Legal and Catholic humanitarian groups insist that the justice of Bibi’s long-delayed acquittal by the Supreme Court of Pakistan is clear.

“Looking at the merits of the case, Asia’s acquittal is merely logical,” Peter Jacob, a columnist and former spokesman of the Justice and Peace Commission of the Catholic Church in Pakistan, told the Register.

“We gratefully welcome the Supreme Court’s landmark judgment acquitting Asia Bibi,” Joseph Francis, founding director of the Center for Legal Aid, Assistance & Settlement in Lahore, told the Register.

“The trial judges in most cases [coerced] judgments against those accused of blasphemy under threats from religious extremists,” Francis said. “The Supreme Court of Pakistan in this judgment has clearly observed that the lower courts must take into consideration the discrepancies in the statements of the witnesses.”

Acknowledging these same discrepancies, Jacob said that, “in the given socio-political context of Pakistan, the judges should be applauded for their courage in deciding this case.”

Though no formal execution has taken place under Pakistan’s blasphemy law, several of those accused of breaking the law, and the lawyers who have defended them, have been killed on court premises, in prison, at hospitals and even in police custody.

At least one judge linked to a case involving the law was also killed. After acquitting Salamat Masih, a Pakistani Christian accused of blasphemy, Judge Iqbal Bhatti was shot dead in 1996.

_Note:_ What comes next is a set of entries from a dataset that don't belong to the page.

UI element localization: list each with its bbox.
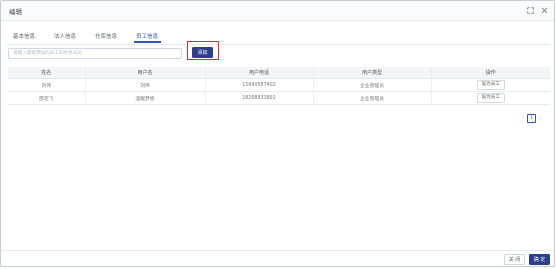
column-header-action: 操作 [431,67,550,79]
dialog-titlebar: 编辑 [1,1,554,21]
table-header-row: 姓名 用户名 用户电话 用户类型 操作 [8,67,550,79]
tab-basic-info[interactable]: 基本信息 [13,32,35,40]
add-button[interactable]: 添加 [192,47,213,58]
dialog-footer: 关 闭 确 定 [1,250,554,269]
cell-username: 刘伟 [85,78,206,92]
set-as-staff-button[interactable]: 设为员工 [476,80,505,90]
table-row: 刘伟 刘伟 15990587402 企业管理员 设为员工 [8,78,550,92]
confirm-button[interactable]: 确 定 [529,254,550,265]
column-header-phone: 用户电话 [205,67,314,79]
table-row: 邵定飞 温暖梦想 18268833892 企业管理员 设为员工 [8,91,550,105]
cell-name: 刘伟 [8,78,86,92]
tab-bar: 基本信息 法人信息 仓库信息 员工信息 [7,30,550,45]
cell-phone: 15990587402 [205,78,314,92]
cell-action: 设为员工 [431,78,550,92]
tab-warehouse-info[interactable]: 仓库信息 [95,32,117,40]
prev-page-icon[interactable]: ‹ [522,115,524,121]
next-page-icon[interactable]: › [539,115,541,121]
close-button[interactable]: 关 闭 [504,254,525,265]
cell-name: 邵定飞 [8,91,86,105]
edit-dialog: 编辑 基本信息 法人信息 仓库信息 员工信息 添加 姓名 用户名 用户电话 用户… [0,0,555,267]
tab-staff-info[interactable]: 员工信息 [136,32,158,40]
cell-phone: 18268833892 [205,91,314,105]
column-header-name: 姓名 [8,67,86,79]
page-number-current[interactable]: 1 [527,113,536,123]
close-icon[interactable] [538,4,550,16]
set-as-staff-button[interactable]: 设为员工 [476,93,505,103]
active-tab-indicator [134,41,161,43]
cell-username: 温暖梦想 [85,91,206,105]
cell-type: 企业管理员 [313,78,432,92]
pagination: ‹ 1 › [522,113,541,123]
cell-action: 设为员工 [431,91,550,105]
column-header-type: 用户类型 [313,67,432,79]
tab-legal-person-info[interactable]: 法人信息 [54,32,76,40]
column-header-username: 用户名 [85,67,206,79]
staff-table: 姓名 用户名 用户电话 用户类型 操作 刘伟 刘伟 15990587402 企业… [8,67,550,105]
phone-search-input[interactable] [8,48,182,59]
dialog-title: 编辑 [9,8,22,16]
cell-type: 企业管理员 [313,91,432,105]
expand-icon[interactable] [524,4,536,16]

A 2011 study by the Justice and Peace Commission of the Church in Pakistan reported that, since 1986, 37 extrajudicial killings were committed against victims formally accused of blasphemy; 18 of the victims were Christians.

 

Caution and Change

According to Francis, the human-rights situation in Pakistan, which is becoming increasingly worse, is best addressed from the top down.

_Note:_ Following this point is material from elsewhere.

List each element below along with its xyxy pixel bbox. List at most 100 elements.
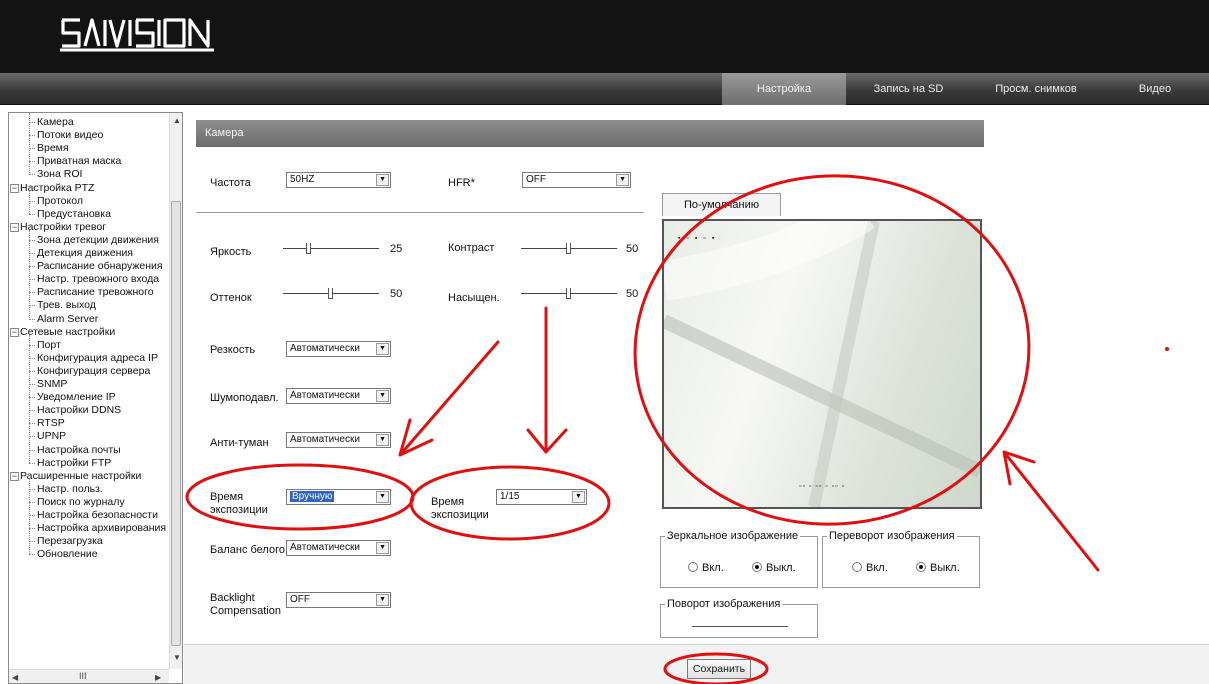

“Religious fanaticism is growing in Pakistan day by day, and the recent agitation is an example of the same,” he said. “We demand procedural changes in the blasphemy law to stop its misuse.”

Jacob also hopes that change is possible for Pakistan’s legal system, but says that it demands political courage.

According to Jacob, Bibi’s acquittal may already indicate a change in hearts and minds among Pakistan’s judicial and elected officials.

“The stakeholders [in Pakistan’s fortunes], especially the government, seem to be realizing the negative potential of the blasphemy laws,” Jacob said, “as well as the fact that extremist forces use these [laws as a] weapon with impunity.”

Meanwhile, Pakistan’s leaders must navigate between justice for Bibi — and others accused of breaking the blasphemy law — and the political fires that Bibi’s case has sparked.

“The government will have to come up with a solution to this issue,” Jacob said. “But the information minister [Fawad Chaudry] said the other day that the government is ‘firefighting’ at the moment, and reforms or policy will come later.”

Register correspondent Anto Akkara is based in Bangalore, India.